On the other hand, all of us have strengths. Many clinicians may be drawn into medicine because their upbringing resulted in a highly developed sense of empathy, responsibility and /or altruism. For example, many clinicians filled the role of caretaker in their family of origin and were highly valued and this has ultimately led to a commitment to serving others. This historical role can be both a strength and a weakness. It can be a weakness when it leads to blurred boundaries or inappropriate response to the families we treat. Our family experiences as caretakers can be a strength in developing our empathic skills and our sensitivity to people's needs for help.
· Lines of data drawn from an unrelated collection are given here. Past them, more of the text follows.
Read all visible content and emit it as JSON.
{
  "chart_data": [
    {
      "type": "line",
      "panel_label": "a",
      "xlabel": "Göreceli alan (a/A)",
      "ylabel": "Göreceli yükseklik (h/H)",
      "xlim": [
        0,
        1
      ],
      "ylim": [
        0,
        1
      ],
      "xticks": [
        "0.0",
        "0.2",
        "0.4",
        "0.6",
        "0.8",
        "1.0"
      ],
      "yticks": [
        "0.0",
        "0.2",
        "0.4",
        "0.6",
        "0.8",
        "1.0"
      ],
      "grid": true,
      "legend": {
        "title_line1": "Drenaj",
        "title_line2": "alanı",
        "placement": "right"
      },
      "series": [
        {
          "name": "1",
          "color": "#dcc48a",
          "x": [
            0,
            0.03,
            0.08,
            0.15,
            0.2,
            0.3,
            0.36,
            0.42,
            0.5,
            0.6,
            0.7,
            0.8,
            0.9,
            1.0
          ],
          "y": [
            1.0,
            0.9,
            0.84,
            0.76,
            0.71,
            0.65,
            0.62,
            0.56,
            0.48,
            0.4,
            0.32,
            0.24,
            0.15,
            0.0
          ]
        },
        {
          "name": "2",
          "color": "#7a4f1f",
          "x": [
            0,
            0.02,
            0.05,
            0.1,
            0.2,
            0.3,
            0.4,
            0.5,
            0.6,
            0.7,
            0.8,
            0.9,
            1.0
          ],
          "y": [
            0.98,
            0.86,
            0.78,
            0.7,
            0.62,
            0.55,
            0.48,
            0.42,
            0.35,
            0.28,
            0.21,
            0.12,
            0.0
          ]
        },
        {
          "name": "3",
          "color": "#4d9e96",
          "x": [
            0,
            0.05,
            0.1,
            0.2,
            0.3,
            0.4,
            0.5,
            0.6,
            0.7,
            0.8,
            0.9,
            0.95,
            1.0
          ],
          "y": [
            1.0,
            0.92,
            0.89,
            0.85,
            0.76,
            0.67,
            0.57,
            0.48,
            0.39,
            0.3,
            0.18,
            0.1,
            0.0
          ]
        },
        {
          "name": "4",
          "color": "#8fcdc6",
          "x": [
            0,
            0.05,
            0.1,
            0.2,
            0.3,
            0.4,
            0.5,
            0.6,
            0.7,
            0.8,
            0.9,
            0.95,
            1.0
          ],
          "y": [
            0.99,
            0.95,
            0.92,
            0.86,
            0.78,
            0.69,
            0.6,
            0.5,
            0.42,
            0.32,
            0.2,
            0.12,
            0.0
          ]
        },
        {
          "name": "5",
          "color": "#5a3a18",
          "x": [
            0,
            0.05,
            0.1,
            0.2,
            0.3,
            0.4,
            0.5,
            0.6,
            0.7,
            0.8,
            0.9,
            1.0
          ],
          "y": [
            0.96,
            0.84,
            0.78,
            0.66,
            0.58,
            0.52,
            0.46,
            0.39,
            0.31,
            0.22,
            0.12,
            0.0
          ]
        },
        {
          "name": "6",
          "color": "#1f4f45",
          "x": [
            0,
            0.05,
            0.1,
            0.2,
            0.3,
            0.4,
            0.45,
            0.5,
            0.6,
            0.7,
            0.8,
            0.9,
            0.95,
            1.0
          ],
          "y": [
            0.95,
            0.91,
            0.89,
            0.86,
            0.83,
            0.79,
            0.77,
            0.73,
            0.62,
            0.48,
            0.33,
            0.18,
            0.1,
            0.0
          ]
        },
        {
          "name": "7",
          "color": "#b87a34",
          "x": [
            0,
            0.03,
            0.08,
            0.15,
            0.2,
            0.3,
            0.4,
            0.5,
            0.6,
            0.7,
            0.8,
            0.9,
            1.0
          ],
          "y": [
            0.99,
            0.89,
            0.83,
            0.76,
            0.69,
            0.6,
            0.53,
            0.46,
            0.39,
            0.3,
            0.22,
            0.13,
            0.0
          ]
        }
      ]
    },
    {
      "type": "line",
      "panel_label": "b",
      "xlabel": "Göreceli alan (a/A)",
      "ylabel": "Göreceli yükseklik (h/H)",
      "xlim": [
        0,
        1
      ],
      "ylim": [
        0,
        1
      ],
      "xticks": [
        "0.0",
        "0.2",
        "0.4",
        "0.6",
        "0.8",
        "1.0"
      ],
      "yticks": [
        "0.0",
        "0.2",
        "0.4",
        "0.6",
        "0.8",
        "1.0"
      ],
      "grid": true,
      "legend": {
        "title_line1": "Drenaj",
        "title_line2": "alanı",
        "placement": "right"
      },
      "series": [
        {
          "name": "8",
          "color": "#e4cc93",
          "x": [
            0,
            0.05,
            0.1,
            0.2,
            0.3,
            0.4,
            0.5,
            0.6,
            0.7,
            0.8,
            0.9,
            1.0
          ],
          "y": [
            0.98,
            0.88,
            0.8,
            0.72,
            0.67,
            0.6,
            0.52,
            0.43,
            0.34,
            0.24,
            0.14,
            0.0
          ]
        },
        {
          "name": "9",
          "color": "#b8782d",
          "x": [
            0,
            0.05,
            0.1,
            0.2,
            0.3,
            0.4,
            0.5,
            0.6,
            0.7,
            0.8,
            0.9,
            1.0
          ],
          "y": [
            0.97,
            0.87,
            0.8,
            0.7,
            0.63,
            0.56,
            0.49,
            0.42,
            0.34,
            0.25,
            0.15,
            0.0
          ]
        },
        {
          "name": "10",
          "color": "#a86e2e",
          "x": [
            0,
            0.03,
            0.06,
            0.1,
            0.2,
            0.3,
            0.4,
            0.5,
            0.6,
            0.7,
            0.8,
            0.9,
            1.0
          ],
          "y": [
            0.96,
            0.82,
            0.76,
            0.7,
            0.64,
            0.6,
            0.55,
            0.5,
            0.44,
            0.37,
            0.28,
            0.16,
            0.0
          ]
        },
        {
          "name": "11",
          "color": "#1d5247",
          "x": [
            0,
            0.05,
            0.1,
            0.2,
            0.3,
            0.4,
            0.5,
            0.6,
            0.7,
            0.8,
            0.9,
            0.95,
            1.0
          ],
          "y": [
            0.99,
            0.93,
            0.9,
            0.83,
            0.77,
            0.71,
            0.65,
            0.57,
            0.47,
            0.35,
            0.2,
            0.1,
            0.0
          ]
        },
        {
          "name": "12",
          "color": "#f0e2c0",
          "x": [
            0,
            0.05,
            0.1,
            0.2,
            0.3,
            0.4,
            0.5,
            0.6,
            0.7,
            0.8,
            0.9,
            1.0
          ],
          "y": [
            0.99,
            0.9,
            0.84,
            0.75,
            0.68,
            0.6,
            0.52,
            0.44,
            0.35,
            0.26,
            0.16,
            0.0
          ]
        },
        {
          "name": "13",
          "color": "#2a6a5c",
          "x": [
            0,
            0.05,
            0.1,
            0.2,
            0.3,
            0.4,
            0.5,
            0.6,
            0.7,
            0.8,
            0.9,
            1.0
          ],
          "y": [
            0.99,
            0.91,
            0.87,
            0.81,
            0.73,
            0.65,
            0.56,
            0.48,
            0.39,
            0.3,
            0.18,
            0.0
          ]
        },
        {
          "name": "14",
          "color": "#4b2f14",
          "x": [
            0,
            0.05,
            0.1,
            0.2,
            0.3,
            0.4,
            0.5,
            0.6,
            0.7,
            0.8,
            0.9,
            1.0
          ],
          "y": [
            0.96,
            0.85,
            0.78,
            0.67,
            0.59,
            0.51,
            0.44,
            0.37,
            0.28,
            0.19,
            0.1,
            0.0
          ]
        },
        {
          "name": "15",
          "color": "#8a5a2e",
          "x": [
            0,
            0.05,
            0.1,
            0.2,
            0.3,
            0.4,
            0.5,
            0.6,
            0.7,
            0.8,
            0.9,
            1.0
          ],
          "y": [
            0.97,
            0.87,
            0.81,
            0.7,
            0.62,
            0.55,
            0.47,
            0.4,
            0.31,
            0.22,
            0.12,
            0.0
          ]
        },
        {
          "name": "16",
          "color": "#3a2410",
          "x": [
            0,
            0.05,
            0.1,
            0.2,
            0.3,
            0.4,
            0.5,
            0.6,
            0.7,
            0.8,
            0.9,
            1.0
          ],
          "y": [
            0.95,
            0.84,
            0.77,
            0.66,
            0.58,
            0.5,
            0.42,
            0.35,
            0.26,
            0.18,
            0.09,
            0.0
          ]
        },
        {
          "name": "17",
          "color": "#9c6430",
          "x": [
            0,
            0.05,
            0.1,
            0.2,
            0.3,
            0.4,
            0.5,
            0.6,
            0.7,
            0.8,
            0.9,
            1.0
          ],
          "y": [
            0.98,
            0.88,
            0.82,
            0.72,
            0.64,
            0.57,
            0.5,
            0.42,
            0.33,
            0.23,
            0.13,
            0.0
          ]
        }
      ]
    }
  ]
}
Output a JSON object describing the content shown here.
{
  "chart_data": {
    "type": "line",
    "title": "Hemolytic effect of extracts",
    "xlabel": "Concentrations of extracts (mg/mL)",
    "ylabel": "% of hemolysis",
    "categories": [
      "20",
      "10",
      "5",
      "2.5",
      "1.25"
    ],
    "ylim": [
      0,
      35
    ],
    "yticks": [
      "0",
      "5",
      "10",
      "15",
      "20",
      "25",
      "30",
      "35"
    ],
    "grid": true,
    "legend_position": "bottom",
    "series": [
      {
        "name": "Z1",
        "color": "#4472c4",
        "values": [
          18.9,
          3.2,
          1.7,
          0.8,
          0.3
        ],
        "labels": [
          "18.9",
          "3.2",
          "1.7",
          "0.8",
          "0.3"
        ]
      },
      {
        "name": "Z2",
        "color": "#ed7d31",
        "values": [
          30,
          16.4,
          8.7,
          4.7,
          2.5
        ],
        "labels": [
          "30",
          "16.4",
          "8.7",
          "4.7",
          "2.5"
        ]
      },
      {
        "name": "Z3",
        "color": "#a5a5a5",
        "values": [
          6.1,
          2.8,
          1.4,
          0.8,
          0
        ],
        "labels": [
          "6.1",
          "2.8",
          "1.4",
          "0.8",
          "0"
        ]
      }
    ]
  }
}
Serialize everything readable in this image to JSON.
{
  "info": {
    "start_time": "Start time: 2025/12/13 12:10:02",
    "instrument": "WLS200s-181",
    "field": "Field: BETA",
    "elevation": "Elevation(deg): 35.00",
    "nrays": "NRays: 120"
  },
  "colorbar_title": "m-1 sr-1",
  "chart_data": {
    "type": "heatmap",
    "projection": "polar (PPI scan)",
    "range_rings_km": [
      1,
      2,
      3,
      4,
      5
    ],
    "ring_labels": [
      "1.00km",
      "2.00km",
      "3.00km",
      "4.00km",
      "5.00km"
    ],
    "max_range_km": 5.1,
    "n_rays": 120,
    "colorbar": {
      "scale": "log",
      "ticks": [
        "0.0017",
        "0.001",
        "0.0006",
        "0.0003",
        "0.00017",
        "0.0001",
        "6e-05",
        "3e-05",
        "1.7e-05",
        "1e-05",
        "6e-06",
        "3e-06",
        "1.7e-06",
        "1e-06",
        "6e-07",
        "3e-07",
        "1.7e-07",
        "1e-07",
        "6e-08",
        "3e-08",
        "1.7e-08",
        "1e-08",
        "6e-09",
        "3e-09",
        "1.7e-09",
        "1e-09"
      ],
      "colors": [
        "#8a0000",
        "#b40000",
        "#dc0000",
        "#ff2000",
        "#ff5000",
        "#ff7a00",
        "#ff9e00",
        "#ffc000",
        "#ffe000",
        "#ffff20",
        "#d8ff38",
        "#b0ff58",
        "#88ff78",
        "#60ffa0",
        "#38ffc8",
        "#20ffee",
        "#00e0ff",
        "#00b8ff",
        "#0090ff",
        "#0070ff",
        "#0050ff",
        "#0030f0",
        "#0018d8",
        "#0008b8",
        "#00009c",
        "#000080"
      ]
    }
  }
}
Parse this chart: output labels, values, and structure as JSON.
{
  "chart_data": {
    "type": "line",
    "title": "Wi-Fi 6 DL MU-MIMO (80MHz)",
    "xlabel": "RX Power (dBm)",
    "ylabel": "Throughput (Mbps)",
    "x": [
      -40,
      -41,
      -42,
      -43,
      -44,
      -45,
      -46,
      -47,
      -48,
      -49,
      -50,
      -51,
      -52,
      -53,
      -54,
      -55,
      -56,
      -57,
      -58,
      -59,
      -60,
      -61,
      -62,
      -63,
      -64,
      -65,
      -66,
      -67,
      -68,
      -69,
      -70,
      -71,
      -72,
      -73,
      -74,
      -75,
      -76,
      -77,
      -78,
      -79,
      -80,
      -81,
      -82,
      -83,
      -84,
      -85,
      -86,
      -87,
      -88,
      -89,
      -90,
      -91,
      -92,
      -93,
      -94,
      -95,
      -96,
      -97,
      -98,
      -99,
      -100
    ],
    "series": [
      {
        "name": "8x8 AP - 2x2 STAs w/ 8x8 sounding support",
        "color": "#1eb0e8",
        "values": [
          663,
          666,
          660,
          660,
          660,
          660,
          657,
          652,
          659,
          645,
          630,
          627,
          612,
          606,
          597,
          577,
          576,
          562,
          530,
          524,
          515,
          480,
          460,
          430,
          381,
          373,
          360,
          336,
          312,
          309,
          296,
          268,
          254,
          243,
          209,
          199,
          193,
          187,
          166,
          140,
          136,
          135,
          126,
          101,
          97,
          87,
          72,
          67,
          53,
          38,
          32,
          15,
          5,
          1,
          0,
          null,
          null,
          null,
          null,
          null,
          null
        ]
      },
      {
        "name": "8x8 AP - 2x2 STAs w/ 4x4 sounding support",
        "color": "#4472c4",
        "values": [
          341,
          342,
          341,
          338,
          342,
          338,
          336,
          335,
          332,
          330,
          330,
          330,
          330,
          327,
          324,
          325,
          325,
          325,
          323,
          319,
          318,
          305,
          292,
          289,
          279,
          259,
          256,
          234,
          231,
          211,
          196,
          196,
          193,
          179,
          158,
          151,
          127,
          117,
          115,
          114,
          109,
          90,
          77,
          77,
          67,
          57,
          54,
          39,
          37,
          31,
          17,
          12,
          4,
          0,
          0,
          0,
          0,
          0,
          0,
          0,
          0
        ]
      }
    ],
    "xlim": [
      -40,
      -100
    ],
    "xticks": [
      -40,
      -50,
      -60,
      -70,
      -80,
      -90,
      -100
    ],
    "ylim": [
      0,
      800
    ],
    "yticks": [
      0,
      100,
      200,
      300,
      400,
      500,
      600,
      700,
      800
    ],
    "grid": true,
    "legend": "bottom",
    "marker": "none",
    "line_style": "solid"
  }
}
The purpose of this group is to take the first step in exploring the relationship between one's family of origin and one's current "hot buttons” and strengths. In this self awareness group we will use our own genograms as a tool to explore how this history led to or maintains our current "hot buttons” and strengths. We will explore whether these reactions still serve us in ways that are useful in our professional roles as providers or teachers of healthcare.
In the skills portion we will work with standardized patients who play out "hot buttons” and search for more productive ways to work through situations when we feel pushed. AACH family of origin groups are composed of 3-4 participants, 1 facilitator and 1 co-facilitator.
After last year's successful introduction, we invite intact interdisciplinary teams to attend as a group and focus on internal strengthening and team building within your system. Learning groups will focus on enhancing skills and personal awareness among your individual members and the team working on issues that are alive and present for your team. Facilitators will use diverse skills and personal awareness modalities to optimize team function.
An application of the "case-based groups” outlined above, participants in leadership case-based groups will discuss particular management and leadership issues, enabling participants to become more sensitive to and understanding of their direct reports' experiences, and to use this understanding for enhanced effectiveness. This case-based approach will facilitate more exploration of leaders' personal reactions. Participants will bring into the group case-based dilemmas, and the group will decide which cases will be presented at each session. Participants respond to presentations by offering perspective and empathic support.
AACH leadership case-based groups are composed of 8-10 course participants, up to 2 facilitators, and up to 2 co-facilitators.